Many of us are unsure about what to expect when it comes to planning for the future. Study after study in recent years indicates that many of us aren’t sure whether we will be able to retire comfortable and “on time.” It really does seem that it’s increasingly difficult for some to feel confident about retirement.
A recent study from Allianz Life highlights the concerns that many feel about being able to meet their retirement goals. According to the survey, 84% of respondents believe it’s unrealistic to start retirement at age 65 by doing exactly what they want. Many believe they will have to work longer, or that they will have to curtail some of their expectations for retirement.
Reading this survey got me thinking about my own retirement confidence, and considering what “retirement” means to me.
Is Retirement Really About Stopping at Age 65?
First of all, you need to decide what retirement means to you before you can figure out whether or not you are confident about your retirement prospects. For many, the “traditional” idea of retirement is fading away.
When the “standard” retirement age of 65 was first popularized, few people could be expected to live much beyond that point anyway.

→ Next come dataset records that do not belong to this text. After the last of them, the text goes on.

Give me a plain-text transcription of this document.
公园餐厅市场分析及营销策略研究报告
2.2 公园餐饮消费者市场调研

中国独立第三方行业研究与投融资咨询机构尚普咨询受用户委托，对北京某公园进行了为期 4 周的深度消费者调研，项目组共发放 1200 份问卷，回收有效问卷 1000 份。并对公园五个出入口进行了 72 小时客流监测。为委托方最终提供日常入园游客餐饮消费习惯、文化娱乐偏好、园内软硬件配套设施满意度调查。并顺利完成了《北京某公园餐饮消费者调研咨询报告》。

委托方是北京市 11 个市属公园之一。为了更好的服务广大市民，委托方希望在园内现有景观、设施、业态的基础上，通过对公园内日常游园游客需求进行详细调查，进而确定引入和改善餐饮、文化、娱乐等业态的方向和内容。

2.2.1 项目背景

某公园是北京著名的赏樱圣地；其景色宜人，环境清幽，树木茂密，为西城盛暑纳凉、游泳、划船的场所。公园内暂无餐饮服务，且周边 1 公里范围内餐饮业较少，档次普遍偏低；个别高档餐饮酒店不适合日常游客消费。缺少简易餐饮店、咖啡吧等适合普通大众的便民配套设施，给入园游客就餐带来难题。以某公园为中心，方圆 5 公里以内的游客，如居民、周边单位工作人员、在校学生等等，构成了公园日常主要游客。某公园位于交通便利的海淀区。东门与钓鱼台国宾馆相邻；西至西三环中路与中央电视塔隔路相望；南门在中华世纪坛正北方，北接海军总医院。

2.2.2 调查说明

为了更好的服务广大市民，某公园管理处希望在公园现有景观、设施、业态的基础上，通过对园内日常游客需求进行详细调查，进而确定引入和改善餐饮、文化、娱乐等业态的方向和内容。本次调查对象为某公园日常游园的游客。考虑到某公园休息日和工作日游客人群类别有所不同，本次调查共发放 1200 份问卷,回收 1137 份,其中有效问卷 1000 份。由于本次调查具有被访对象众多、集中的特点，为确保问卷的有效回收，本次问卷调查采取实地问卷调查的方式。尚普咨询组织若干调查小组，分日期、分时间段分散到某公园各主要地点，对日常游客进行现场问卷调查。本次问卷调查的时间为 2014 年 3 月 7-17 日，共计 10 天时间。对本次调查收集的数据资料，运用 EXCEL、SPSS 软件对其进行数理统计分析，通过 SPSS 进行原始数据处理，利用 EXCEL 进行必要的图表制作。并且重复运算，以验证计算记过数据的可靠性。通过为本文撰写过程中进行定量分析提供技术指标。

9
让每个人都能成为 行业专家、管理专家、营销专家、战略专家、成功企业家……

It was expected that there would be a few years after the grind and then death happens. With longer life expectancies, and the health to do more during the final years, many find that they are likely to need as much money — or more — to fund retirement.
But what about those of us who aren’t really interested in a more “traditional” retirement? To me, retirement isn’t even desirable. I have no interest in living a life of frugality now so that I have a pile of money later. I’m much more interested in building up an adequate nest egg while enjoying myself now. The result is that I likely won’t be able to just stop writing and live off a huge portfolio at the age of 65.
However, I will likely be able to manage just fine by doing a little less writing, and by living somewhere inexpensive. I don’t intend to quit writing and earning money altogether until it becomes physically impossible. I like what I do, and I see no reason to stop because I’ve reached an arbitrary age as long as it provides income.
How Confident are You?
I also think that retirement confidence has a lot to do with how confident you feel about your current finances. If you are reasonably comfortable now and feel good about your ability to set aside some money for emergencies and the future, you are more likely to be optimistic about retirement (or whatever you decide to do instead).
An expensive lifestyle that leaves you little to set aside and little to truly enjoy right now, on the other hand, probably doesn’t lend itself to feeling very confident about the future.
Do I think the “traditional” retirement of working until your 60s and then sitting around waiting to die is unrealistic? Yes. But I’m also confident there are better things to do with the years before and after age 65 anyway.
What do you think about retirement? Where does your confidence lie?